Entscheidungsdatum: 04.06.2014
Die Beschwerde des Klägers gegen die Nichtzulassung der Revision in dem Urteil des Schleswig-Holsteinischen Oberverwaltungsgerichts vom 23. September 2013 wird zurückgewiesen.
Der Kläger trägt die Kosten des Beschwerdeverfahrens.
Der Wert des Streitgegenstandes wird für das Beschwerdeverfahren auf 16 241,16 € festgesetzt.
Die auf die grundsätzliche Bedeutung der Rechtssache gestützte Beschwerde (§ 132 Abs. 2 Nr. 1 und 2 VwGO) des Klägers ist unbegründet.
1. Der 1977 geborene Kläger stand bis Ende 2010 als Soldat auf Zeit, zuletzt im Rang eines Oberbootsmanns, im Dienst der Beklagten.
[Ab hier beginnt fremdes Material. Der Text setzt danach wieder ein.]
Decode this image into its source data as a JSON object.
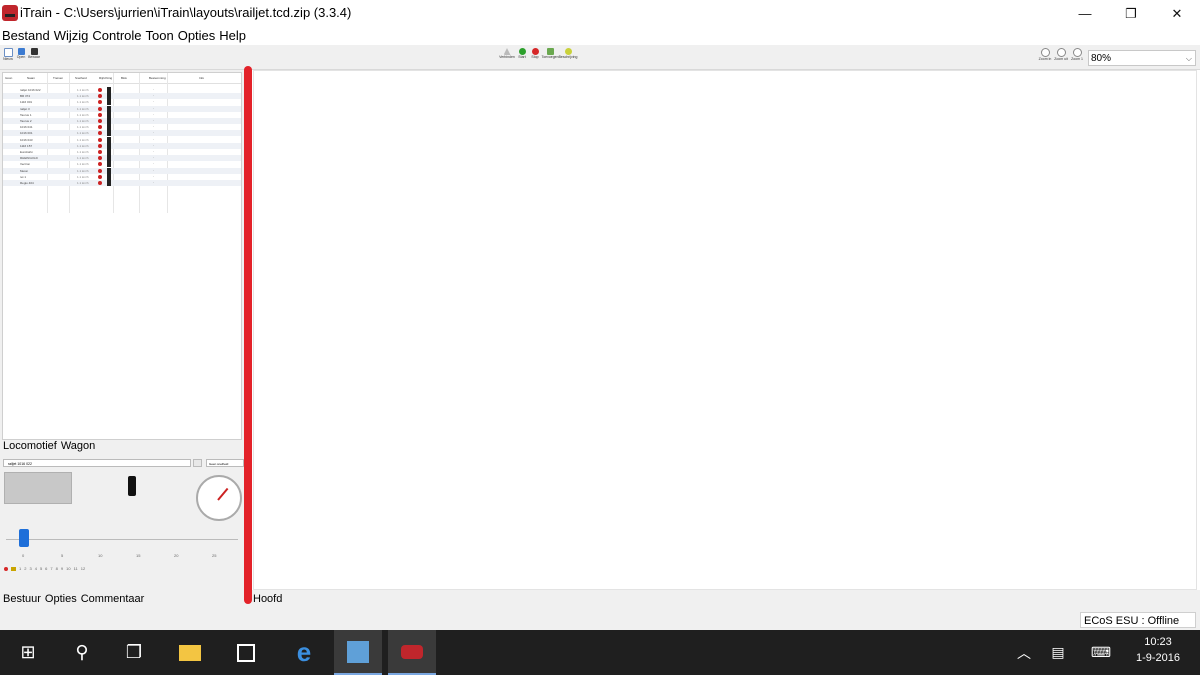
{
  "window": {
    "title": "iTrain - C:\\Users\\jurrien\\iTrain\\layouts\\railjet.tcd.zip (3.3.4)",
    "minimize": "—",
    "restore": "❐",
    "close": "✕"
  },
  "menu": [
    "Bestand",
    "Wijzig",
    "Controle",
    "Toon",
    "Opties",
    "Help"
  ],
  "toolbar": {
    "left": [
      "Nieuw",
      "Open",
      "Bewaar"
    ],
    "center": [
      "Verbinden",
      "Start",
      "Stop",
      "Toevoegen",
      "Beschrijving"
    ],
    "right": [
      "Zoom in",
      "Zoom uit",
      "Zoom 1"
    ],
    "zoom": "80%"
  },
  "table": {
    "headers": [
      "Icoon",
      "Naam",
      "Treinen",
      "Snelheid",
      "Rijrichting",
      "Blok",
      "Bestemming",
      "Info"
    ],
    "rows": [
      "railjet 1016 022",
      "BR 374",
      "1116 001",
      "railjet 3",
      "Taurus 1",
      "Taurus 2",
      "1016 041",
      "1016 001",
      "1016 043",
      "1116 157",
      "Eurobahn",
      "RHEINGOLD",
      "Vectron",
      "Messi",
      "ret 1",
      "Regio 404"
    ],
    "cell_dots": "1.1 km/h",
    "cell_min": "-"
  },
  "loco_panel": {
    "tabs": [
      "Locomotief",
      "Wagon"
    ],
    "selected": "railjet 1016 022",
    "mode": "Geen snelheid",
    "ticks": [
      "0",
      "5",
      "10",
      "15",
      "20",
      "25"
    ],
    "functions": [
      "0",
      "1",
      "2",
      "3",
      "4",
      "5",
      "6",
      "7",
      "8",
      "9",
      "10",
      "11",
      "12"
    ]
  },
  "left_bottom_tabs": [
    "Bestuur",
    "Opties",
    "Commentaar"
  ],
  "main_tab": "Hoofd",
  "status": "ECoS ESU :  Offline",
  "taskbar": {
    "time": "10:23",
    "date": "1-9-2016"
  }
}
Im Juni 2010 wurde der Kläger zum Stichtag 30. September 2009 - letztmals - planmäßig beurteilt. Im August 2010 lehnte die Beklagte den Antrag des Klägers auf Umwandlung seines Dienstverhältnisses in das eines Berufssoldaten ab. Die nach erfolgloser Beschwerde erhobene Klage auf Feststellung, dass die Ablehnung seines Antrags auf Übernahme in das Berufssoldatenverhältnis rechtswidrig war, hat in beiden Instanzen keinen Erfolg gehabt. Zur Begründung hat das Oberverwaltungsgericht im Wesentlichen ausgeführt:
Bei der Auswahl der zu Berufssoldaten zu ernennenden Hauptbootsleute habe sich die Beklagte ohne Ermessensfehler für einen Konkurrenten des Klägers entschieden. Dessen Eignungs- und Leistungsbild sei günstiger als das des Klägers. Bei dieser Auswahlentscheidung habe die Beklagte die dienstliche Beurteilung des Klägers vom Juni 2010 zugrunde legen dürfen. Da der Kläger seine Beurteilung nicht mit der Beschwerde nach der Wehrbeschwerdeordnung angefochten habe, sei diese in Bestandskraft erwachsen und entfalte eine materielle Tatbestandswirkung. Wegen der Bestandskraft dieser Beurteilung sei ihre inzidente Prüfung im gerichtlichen Verfahren zur Überprüfung der Auswahlentscheidung ausgeschlossen.
2. Die Beschwerde sieht die grundsätzliche Bedeutung der Rechtssache in der Frage,
„ob die Beurteilung eines Soldaten bei nicht fristgerechter Anfechtung im Beschwerdeweg in formelle und materielle Bestandkraft erwächst und damit im Rahmen von Auswahl- und Perspektivbestimmungsverfahren ohne (inzidente) Prüfung zugrunde gelegt werden kann".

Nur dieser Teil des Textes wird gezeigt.